Google accounted for 64 percent of all U.S. searches in the four weeks
ending March 31, 2007. That’s an increase from the year-ago figure of 58.33 percent, according to Hitwise market research.
Google’s next closet rival Yahoo took 21 percent, a decrease from 22 percent a year ago.
Hitwise general manager
of global research Bill Tancer said Google doesn’t appear to be slowing down.
“Despite capturing the majority of searches in the U.S., and in light
of competitor’s improvements, Google’s market share of executed
searches continues to grow, exceeding 10 percent growth year-over-year.”
The metric is an important one for Google, as it represents the increasing number of searchers exposed to, and who click on, the sponsored links that appear next to search results. And advertisers pay Google each time searchers click on those links.
The
nickels and dimes add up, too.

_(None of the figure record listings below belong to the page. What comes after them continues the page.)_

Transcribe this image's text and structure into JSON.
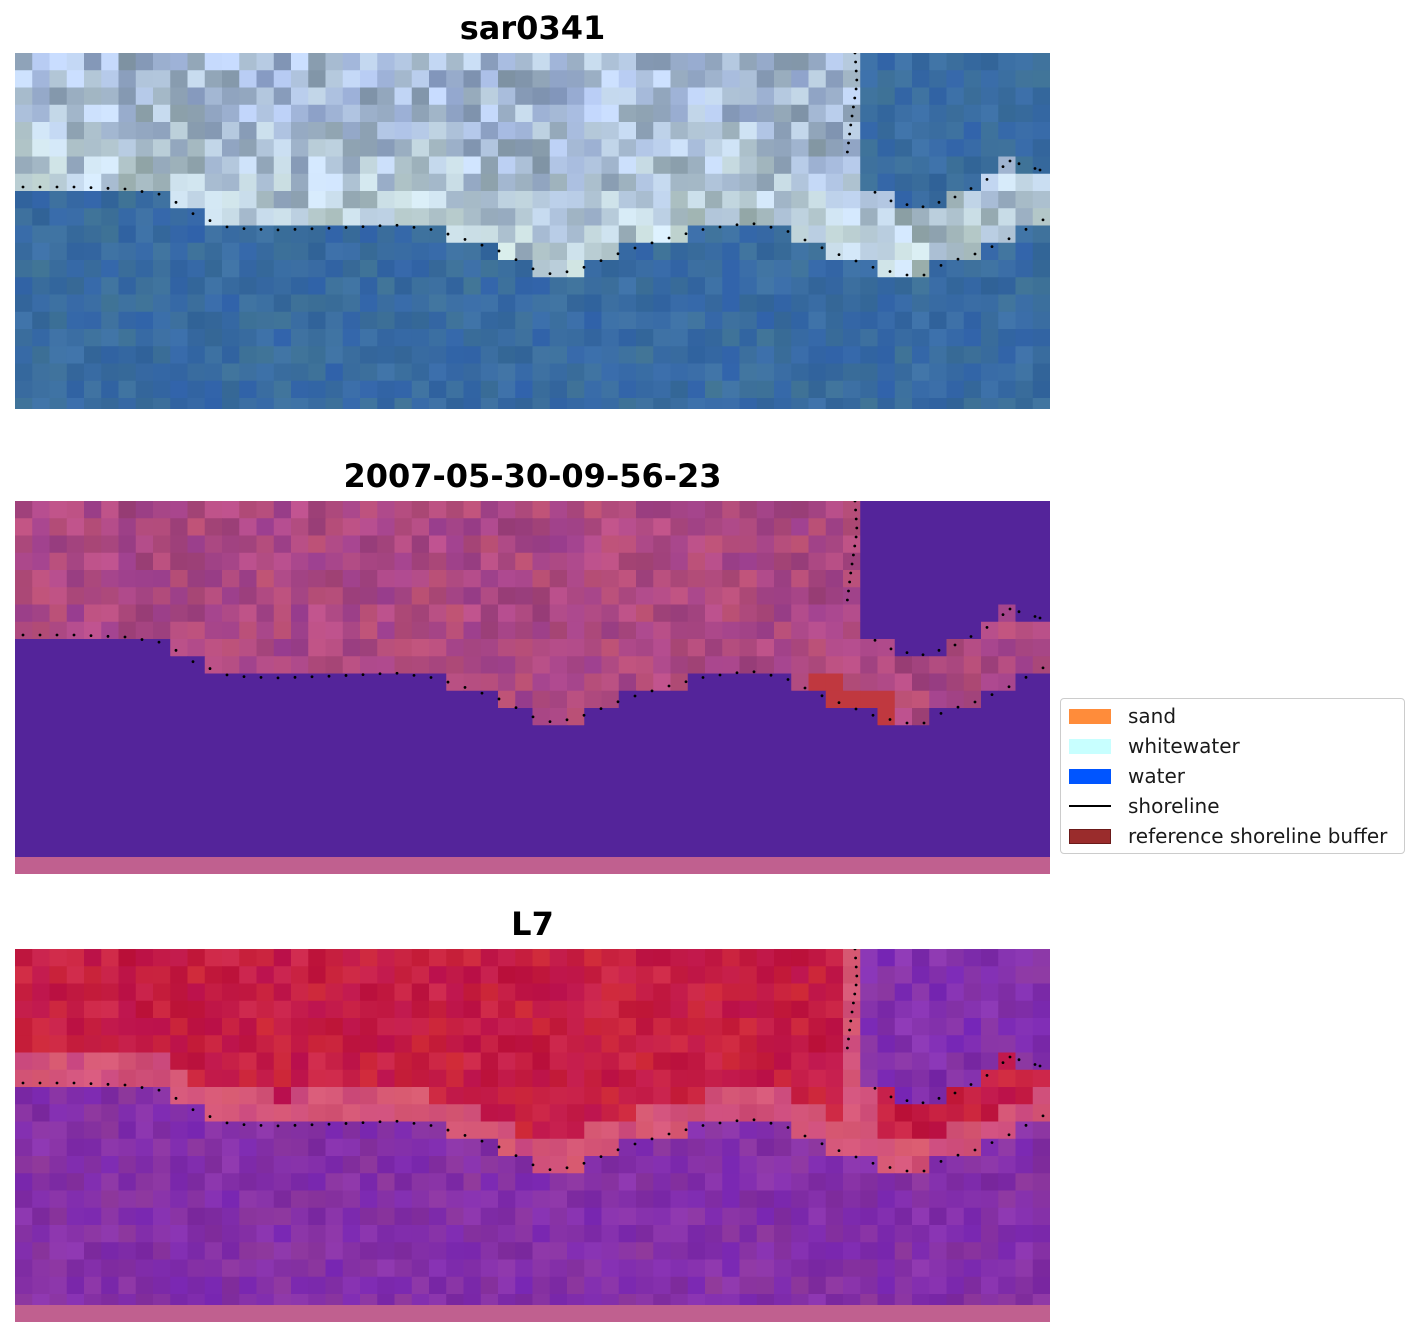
{
  "panels": [
    {
      "title": "sar0341",
      "style": "rgb"
    },
    {
      "title": "2007-05-30-09-56-23",
      "style": "classified"
    },
    {
      "title": "L7",
      "style": "index"
    }
  ],
  "legend": {
    "items": [
      {
        "label": "sand",
        "kind": "patch",
        "color": "#ff8c3a"
      },
      {
        "label": "whitewater",
        "kind": "patch",
        "color": "#c8ffff"
      },
      {
        "label": "water",
        "kind": "patch",
        "color": "#0055ff"
      },
      {
        "label": "shoreline",
        "kind": "line",
        "color": "#000000"
      },
      {
        "label": "reference shoreline buffer",
        "kind": "patch",
        "color": "#9a2c2c",
        "edge": "#6b1a1a"
      }
    ]
  },
  "colors": {
    "water_blue": "#3a6aa0",
    "classified_water": "#54249a",
    "classified_land": "#a8457f",
    "buffer_red": "#c0383f",
    "index_land": "#c4163f",
    "index_water": "#8a2ea0",
    "bottom_strip": "#c0608f"
  }
}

For the fourth quarter ending Dec. 31, 2006, Google’s net profit was $1.03 billion, mostly
through search marketing.
But there’s word that Yahoo — one of the competitors Tancer describes
as improving — has begun to gain at least some ground on Google with
its own search-marketing system, code-named Panama.
Panama, which
underwent several delays before its final release on Feb. 5, is
supposed to help Yahoo make more money from its searchers by
judging the “quality” of ads submitted and placing next to search results the ones that are most likely to be clicked on most often.